Qual è il primo ricordo “professionale” che hai di Enzo?
Il fatto di essere vista ed ascoltata da lui mi capitò per puro caso: stavo facendo il mio pezzettino di cabaret in un sottoscala a Sesto San Giovanni e alla fine me lo sono ritrovato davanti. In quel momento stava cercando un' attrice per i suoi progetti e così girava nei posti meno canonici. Quando me lo sono trovato di fronte, nemmeno pensavo fosse lui. Nel pezzo che facevo interpretavo una direttrice di una rivista di gossip non più tanto giovane. Di tutto il pezzo lui rimase colpito - e fu quello che lo convinse a prendermi !- dal gesto con cui inforcavo gli occhiali. Mi disse “ Da quella roba li, ho capito chi eri”
…ed il tuo primo ricordo personale legato alla sua figura ?
Beh, a parte il primo impatto da piccola con “Vengo anch’ io, No tu no”, canzone da cui siamo passati un po’ tutti , il primo vero “incontro” che ho avuto con Enzo fu attraverso un lp di Luigi Tenco. Era una raccolta e, fra i brani di Tenco, c' era una canzone che mi piaceva moltissimo dal titolo “Passaggio a livello”. Mi piaceva talmente che andai a vedere chi l' aveva scritta ed era di Jannacci. Quando poi, anni dopo, lo conobbi gli dissi “ Sai, io non conosco molto le tue canzoni però ce n'è una che mi piace moltissimo, “Passaggio a livello...” E lui : “ ...ma come passaggio a livello, una canzone così vecchia...ti piacciono quelle robe li..” però si vedeva che la cosa gli aveva fatto piacere, aveva un sorrisino un po' così...!

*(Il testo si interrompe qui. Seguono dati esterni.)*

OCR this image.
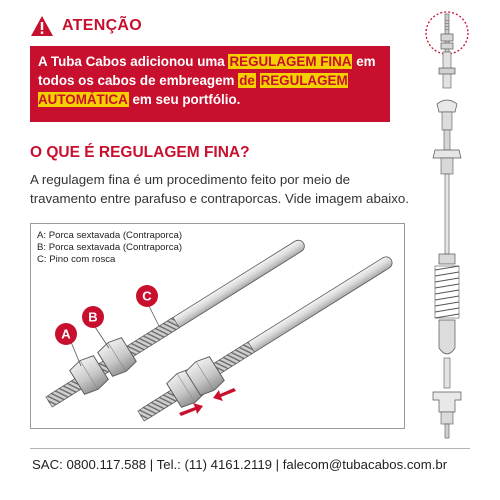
ATENÇÃO
A Tuba Cabos adicionou uma REGULAGEM FINA em todos os cabos de embreagem de REGULAGEM AUTOMÁTICA em seu portfólio.
O QUE É REGULAGEM FINA?
A regulagem fina é um procedimento feito por meio de travamento entre parafuso e contraporcas. Vide imagem abaixo.
A
B
C
A: Porca sextavada (Contraporca)
B: Porca sextavada (Contraporca)
C: Pino com rosca
SAC: 0800.117.588 | Tel.: (11) 4161.2119 | falecom@tubacabos.com.br
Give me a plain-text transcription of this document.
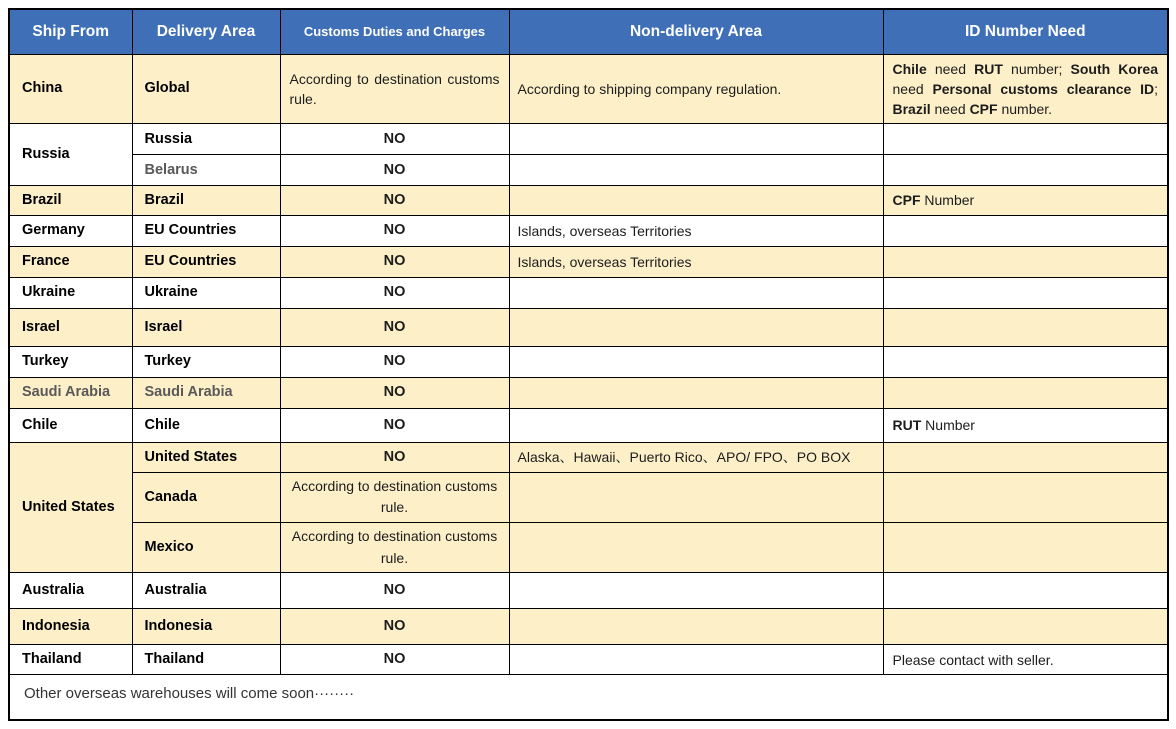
Ship From	Delivery Area	Customs Duties and Charges	Non-delivery Area	ID Number Need
China	Global	According to destination customs rule.	According to shipping company regulation.	Chile need RUT number; South Korea need Personal customs clearance ID; Brazil need CPF number.
Russia	Russia	NO		
	Belarus	NO		
Brazil	Brazil	NO		CPF Number
Germany	EU Countries	NO	Islands, overseas Territories	
France	EU Countries	NO	Islands, overseas Territories	
Ukraine	Ukraine	NO		
Israel	Israel	NO		
Turkey	Turkey	NO		
Saudi Arabia	Saudi Arabia	NO		
Chile	Chile	NO		RUT Number
United States	United States	NO	Alaska、Hawaii、Puerto Rico、APO/ FPO、PO BOX	
	Canada	According to destination customs rule.		
	Mexico	According to destination customs rule.		
Australia	Australia	NO		
Indonesia	Indonesia	NO		
Thailand	Thailand	NO		Please contact with seller.
Other overseas warehouses will come soon········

C'è anche un altro ricordo che mi è caro e che riportiamo anche nello spettacolo: una sera mi sarei dovuta presentare a casa sua e, visto che le persone famose spesso mettono cognomi differenti sul campanello, gli chiesi cosa avrei trovato scritto sul citofono. Lui mi disse “E cosa vuoi che ci sia scritto, c'è scritto Jannacci ”. E io: Va beh, ma sei un personaggio famoso, di solito ci si mette un numero..” Lui mi rispose: “Io non sono famoso, semmai sono popolare”.
Immagino che incrociare la propria strada con quella di Jannacci lasci un segno molto profondo. Quale dei suoi consigli hai fatto maggiormente tuo ed hai messo in pratica nell’ insegnamento teatrale?
Enzo aveva la grande capacità di capire chi aveva di fronte e se era dotato di vero talento. Non parlo per me, ma penso a Cochi e Renato o ad Abatantuono per dirne solo alcuni tra i tanti artisti di cui è stato “promotore”. Mi ha sempre detto: “Io ho avuto successo e chi ha avuto successo deve sempre aiutare chi merita di averne. Dario Fo l' ha fatto con me, è stato il mio maestro, e io lo faccio con voi che siete i miei allievi...se non lo faccio io, chi lo deve fare ?” Questa sicuramente è stata una delle cose più belle della relazione artistica che si è sviluppata fra me e lui e che, per quanto possibile, cerco di divulgare.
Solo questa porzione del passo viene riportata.